By Scott Wright

THE UK Government has been urged to do more to support families, businesses and the energy transition as it benefits from a huge leap in North Sea tax receipts.

The call came from Aberdeen & Grampian Chamber of Commerce as it released figures showing offshore operators and licensees have been paying an average of £22.1 million in tax per day since the start of the year. Tax receipts have increased by 662 per cent, found the Chamber, which said the windfall will rise even further following the introduction of the Energy Profits Levy.

The levy has added a 25% surcharge to the extraordinary profits oil and gas companies have been making because of surging commodity prices.

READ MORE: Scott Wright: What will windfall tax on oil and gas firms mean for North Sea?

It was brought in alongside a new investment allowance that means that for every £1 companies invest they will make an overall tax saving of 91p.
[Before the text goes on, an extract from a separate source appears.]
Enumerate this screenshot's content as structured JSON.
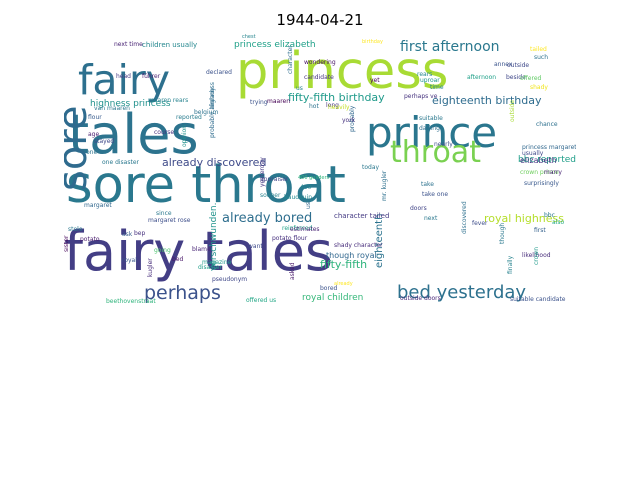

Companies such as Serica Energy have highlighted the benefit of the new tax breaks, with the North Sea giant noting in June that they would offset a “large element” of the new levy that would otherwise be payable on its profits this year. Serica’s plans to invest around £60 million in its assets this year will be eligible for the incentives.

Aberdeen & Grampian Chamber wants the allowance to be extended to include investment in technologies such as offshore wind, hydrogen, carbon capture and storage, and direct air capture. Policy director Ryan Chrighton said: “Our research shows that with increased receipts and its new profits levy, the Treasury is receiving a double windfall from the North Sea.

“On current trajectory, the tax take from the basin this financial year could be four times higher than the original forecasts done by the Office for Budget Responsibility in 2020. Clearly there is sufficient incremental tax revenues to fund the support to consumers and businesses, but also to go further and to inject real pace into the energy transition.

“Failing to include renewables in the investment allowance was a missed opportunity and we want to see it expanded to include investment in technologies such as offshore wind, hydrogen, carbon capture and storage and direct air capture – all of which are currently being developed in the North-east of Scotland.

"We need to deliver the re-industrialisation of Scotland to make sure we capitalise on our green energy potential. These tax receipts provide an opportunity to do just that.”